I'm of the opinion that if your monitor showing a pure white screen is painful, then either your brightness is too high or you don't have adequate ambient light.
Hmm when I was a kid kid I was only playing on my TV in the living room during the day with natural ambient light :)
Anyway I've never been burned burned by tv or monitor lighting, but I've started to see less well in the dark just a few years after switching to lcds. Being under 30, maybe closer to 25 than 30. To the point that my wife asks me why I keep turning lights on at dusk in rooms where she sees perfectly with what's left of the sunlight.
Even tough LCDs sample and hold (so, no refresh flicker like a CRT) many employ a PWM to modulate the backlight brightness which will cause it to flicker in excess of your refresh rate, with the pattern varying according to the set brightness.
Some PWM flicker might reach a frequency that is low enough to bother you, I've read about people who bought a brand new LCD TV and had to return it due to headaches, supposedly attributed to the rate of flicking by the PWM.

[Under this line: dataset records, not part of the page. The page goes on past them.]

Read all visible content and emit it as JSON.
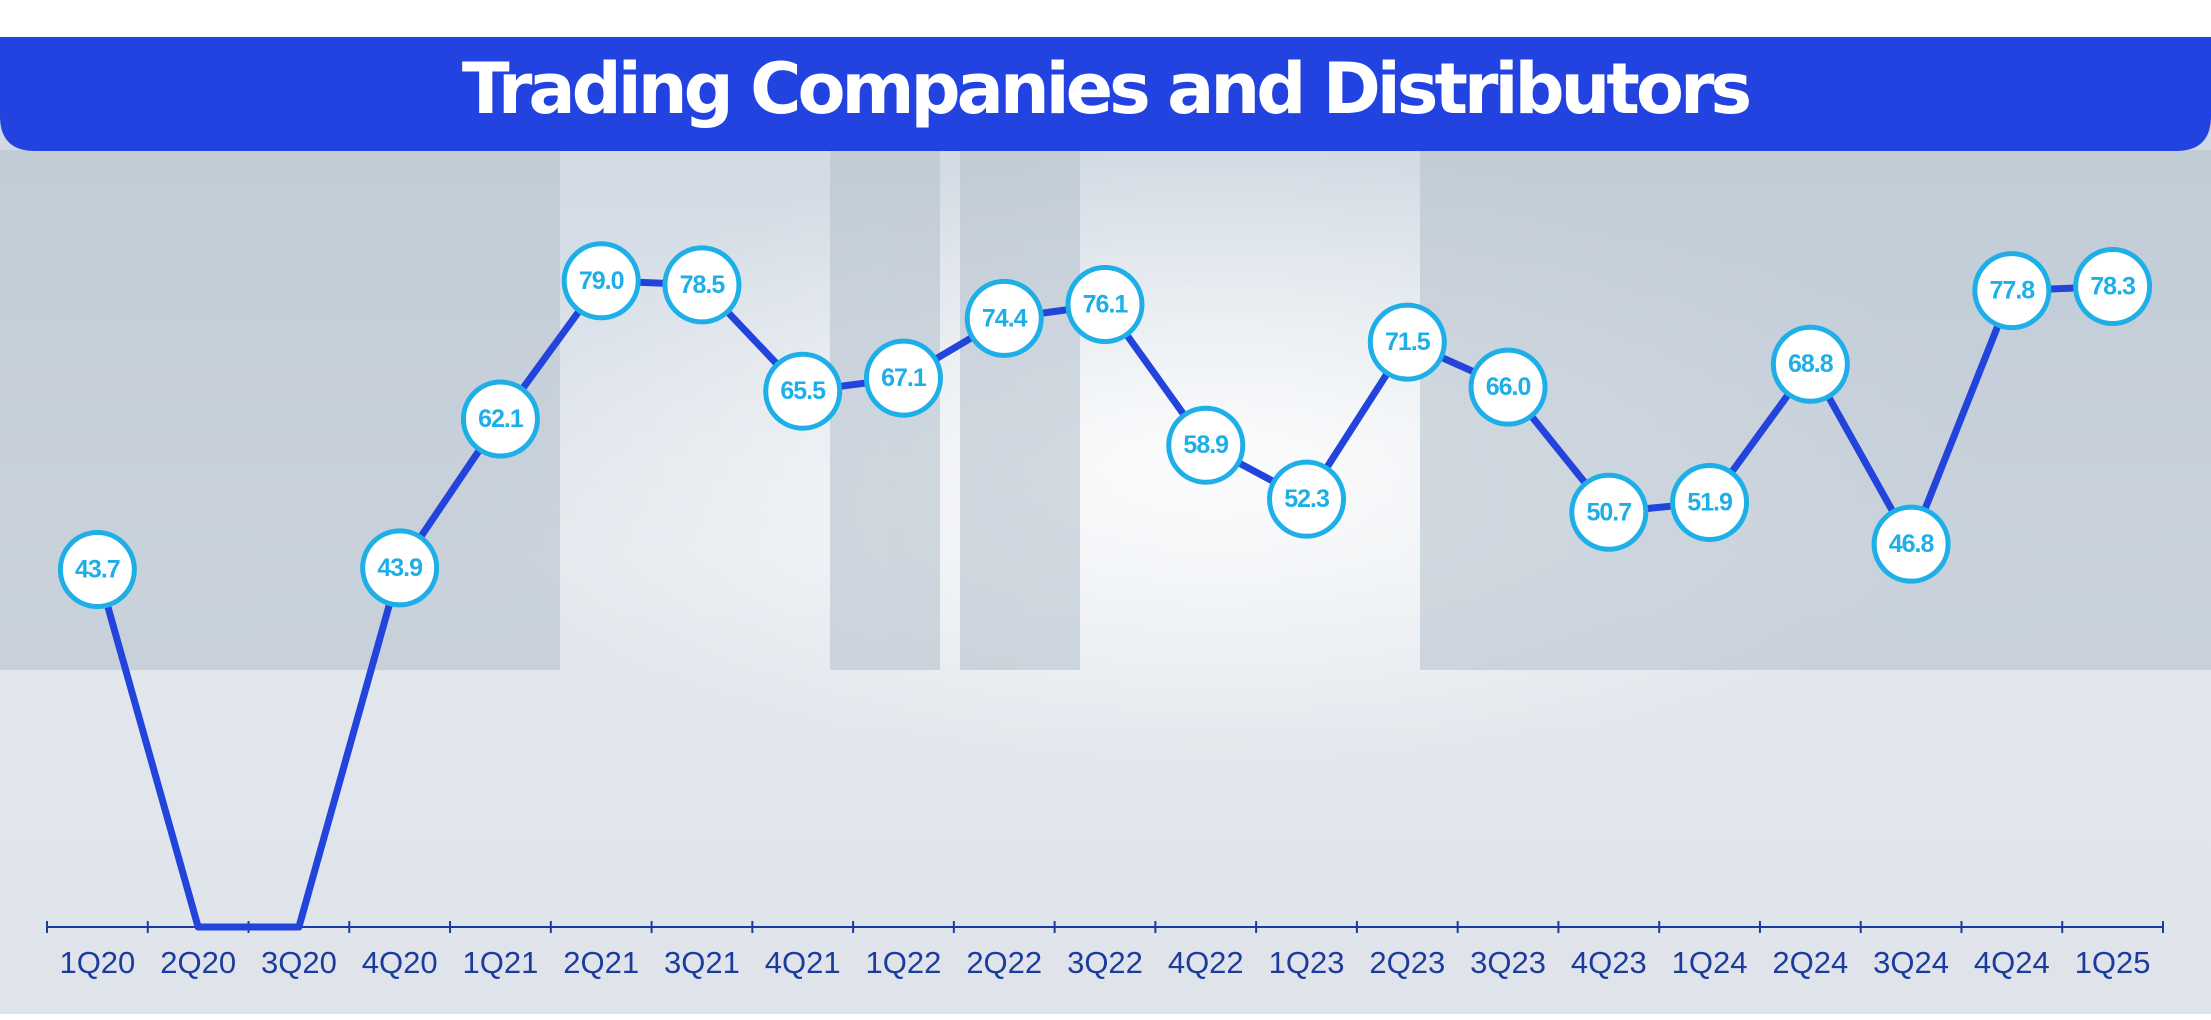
{
  "chart_data": {
    "type": "line",
    "title": "Trading Companies and Distributors",
    "categories": [
      "1Q20",
      "2Q20",
      "3Q20",
      "4Q20",
      "1Q21",
      "2Q21",
      "3Q21",
      "4Q21",
      "1Q22",
      "2Q22",
      "3Q22",
      "4Q22",
      "1Q23",
      "2Q23",
      "3Q23",
      "4Q23",
      "1Q24",
      "2Q24",
      "3Q24",
      "4Q24",
      "1Q25"
    ],
    "series": [
      {
        "name": "Trading Companies and Distributors",
        "color": "#2243dc",
        "values": [
          43.7,
          0,
          0,
          43.9,
          62.1,
          79.0,
          78.5,
          65.5,
          67.1,
          74.4,
          76.1,
          58.9,
          52.3,
          71.5,
          66.0,
          50.7,
          51.9,
          68.8,
          46.8,
          77.8,
          78.3
        ],
        "value_labels": [
          "43.7",
          null,
          null,
          "43.9",
          "62.1",
          "79.0",
          "78.5",
          "65.5",
          "67.1",
          "74.4",
          "76.1",
          "58.9",
          "52.3",
          "71.5",
          "66.0",
          "50.7",
          "51.9",
          "68.8",
          "46.8",
          "77.8",
          "78.3"
        ],
        "marker_color": "#1eaee8"
      }
    ],
    "ylim": [
      0,
      100
    ],
    "grid": false
  }
}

Some monitors are sometimes even reviewed as not employing a PWM thus being easier on the eyes.
You will never visually see flicker on an LCD unless it's malfunctioning or you have activated black frame insertion. But the flicker is still there on PWM equiped ones, only visible with special equipment or slow motion cameras.
The problem them is that your brain might be subconsciously sensitive to some specific flicker patterns, resulting in the aforementioned headaches.
Yes, but some implementations or edge cases (like putting some TVs/monitors in it's max brightness/dynamic mode) can have the PWM frequency drop to as low as 120hz with god knows what duty cycle.
User error, IMO.
I'm of the opinion that if your monitor showing a pure white screen is painful, then either your brightness is too high or you don't have adequate ambient light.